How ya' doing, Victor? I think you got fucked at the Mr. Olympia.  There's no way you should have finished out of the top six. That's serious bullshit! I'm here to tell you the fans feel you. I know you'll avenge that dishonor. I have a question concerning beans. I know you eat plenty of beans because you're Dominican. I love beans too, but I never see other bodybuilders eating them. What gives?

            Don't listen to that hater, mi-ho! Ain't nothing holding me back from my beans and rice. Beans aren't as popular here in the States. It's hard to get them at most of the commercial restaurants. If they carry them, it's usually limited to one variety. In fact, I was in Philadelphia once and I couldn't find a can of beans to save my life. I asked the grocery clerk and she looked at me like I was speaking a foreign language. I had to bounce over to the ethnic grocer's to hook up a plate.

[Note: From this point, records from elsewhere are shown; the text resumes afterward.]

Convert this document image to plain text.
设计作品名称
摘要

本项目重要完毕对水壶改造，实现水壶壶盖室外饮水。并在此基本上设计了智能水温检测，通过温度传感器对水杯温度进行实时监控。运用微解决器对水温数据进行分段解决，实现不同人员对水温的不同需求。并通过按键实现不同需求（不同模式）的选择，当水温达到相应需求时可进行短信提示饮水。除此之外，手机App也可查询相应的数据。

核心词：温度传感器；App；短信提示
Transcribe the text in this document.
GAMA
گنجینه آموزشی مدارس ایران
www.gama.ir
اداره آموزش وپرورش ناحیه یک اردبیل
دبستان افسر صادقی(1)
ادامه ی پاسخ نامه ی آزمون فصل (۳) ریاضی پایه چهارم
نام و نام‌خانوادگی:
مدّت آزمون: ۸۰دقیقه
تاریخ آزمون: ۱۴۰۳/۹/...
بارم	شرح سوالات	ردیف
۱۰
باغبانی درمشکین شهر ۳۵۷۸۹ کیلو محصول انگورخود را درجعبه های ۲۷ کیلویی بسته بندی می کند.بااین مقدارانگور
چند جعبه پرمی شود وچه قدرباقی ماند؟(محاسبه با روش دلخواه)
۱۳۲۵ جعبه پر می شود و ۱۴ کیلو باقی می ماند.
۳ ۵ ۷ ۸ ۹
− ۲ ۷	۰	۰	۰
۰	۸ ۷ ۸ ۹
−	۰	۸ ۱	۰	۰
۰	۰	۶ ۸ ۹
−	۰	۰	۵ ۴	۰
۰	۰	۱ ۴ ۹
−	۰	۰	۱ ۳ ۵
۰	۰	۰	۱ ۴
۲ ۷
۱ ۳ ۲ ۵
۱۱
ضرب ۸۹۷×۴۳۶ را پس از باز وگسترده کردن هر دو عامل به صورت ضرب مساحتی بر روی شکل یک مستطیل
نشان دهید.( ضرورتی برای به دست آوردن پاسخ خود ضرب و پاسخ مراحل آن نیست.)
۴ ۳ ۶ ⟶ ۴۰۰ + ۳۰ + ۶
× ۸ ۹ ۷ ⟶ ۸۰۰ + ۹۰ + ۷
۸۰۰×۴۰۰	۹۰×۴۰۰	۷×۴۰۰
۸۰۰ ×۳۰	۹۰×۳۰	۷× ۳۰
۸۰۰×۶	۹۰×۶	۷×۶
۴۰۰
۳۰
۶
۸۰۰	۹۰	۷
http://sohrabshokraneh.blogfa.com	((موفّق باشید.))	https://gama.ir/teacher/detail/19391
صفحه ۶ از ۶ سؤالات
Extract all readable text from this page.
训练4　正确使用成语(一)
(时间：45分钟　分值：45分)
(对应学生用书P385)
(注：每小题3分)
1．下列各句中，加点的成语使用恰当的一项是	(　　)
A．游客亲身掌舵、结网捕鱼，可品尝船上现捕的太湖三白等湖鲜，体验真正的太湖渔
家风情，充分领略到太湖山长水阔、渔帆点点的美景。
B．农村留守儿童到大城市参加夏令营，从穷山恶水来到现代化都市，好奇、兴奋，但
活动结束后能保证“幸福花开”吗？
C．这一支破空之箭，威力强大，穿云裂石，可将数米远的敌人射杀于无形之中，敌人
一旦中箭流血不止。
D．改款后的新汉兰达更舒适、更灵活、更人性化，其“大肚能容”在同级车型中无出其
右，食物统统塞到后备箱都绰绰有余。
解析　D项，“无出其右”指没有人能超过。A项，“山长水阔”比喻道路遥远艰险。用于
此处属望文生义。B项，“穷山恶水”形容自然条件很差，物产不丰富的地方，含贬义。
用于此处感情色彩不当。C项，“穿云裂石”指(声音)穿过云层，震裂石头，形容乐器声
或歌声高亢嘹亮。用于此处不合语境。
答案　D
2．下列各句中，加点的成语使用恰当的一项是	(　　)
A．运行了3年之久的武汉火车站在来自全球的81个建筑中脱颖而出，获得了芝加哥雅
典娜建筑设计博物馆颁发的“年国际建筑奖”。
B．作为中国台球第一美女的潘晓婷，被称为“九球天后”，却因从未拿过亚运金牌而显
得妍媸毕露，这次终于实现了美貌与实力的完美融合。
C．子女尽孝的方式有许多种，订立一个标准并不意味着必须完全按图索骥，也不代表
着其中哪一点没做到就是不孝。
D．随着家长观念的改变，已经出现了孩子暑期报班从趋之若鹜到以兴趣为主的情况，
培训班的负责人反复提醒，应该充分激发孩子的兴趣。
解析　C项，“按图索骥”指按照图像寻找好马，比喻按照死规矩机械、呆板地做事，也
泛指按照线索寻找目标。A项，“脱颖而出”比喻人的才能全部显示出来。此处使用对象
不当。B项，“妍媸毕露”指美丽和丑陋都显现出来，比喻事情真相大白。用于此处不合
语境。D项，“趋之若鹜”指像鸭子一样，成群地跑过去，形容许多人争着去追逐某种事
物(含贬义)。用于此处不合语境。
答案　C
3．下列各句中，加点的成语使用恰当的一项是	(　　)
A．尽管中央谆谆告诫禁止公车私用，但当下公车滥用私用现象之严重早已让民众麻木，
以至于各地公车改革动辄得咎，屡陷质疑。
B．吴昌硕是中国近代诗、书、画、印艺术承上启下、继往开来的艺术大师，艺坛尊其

            Beans are one of nature's power-packed morsels. For starters, they're loaded with fiber. Most of us bodybuilders don't get enough of this good stuff.  Fiber is important to keep our digestive tract clean and healthy. This is especially primo because of all the protein we consume, not to mention fiber's role in fat loss. A typical number for the average bodybuilder should be around 20 to 25 grams of fiber a day. Second, beans are also high in protein. Yeah, yeah, I've heard about beans not having the same protein amino acid chain or whatever as beef or eggs, but it's good enough if ya ask me! What more do you need?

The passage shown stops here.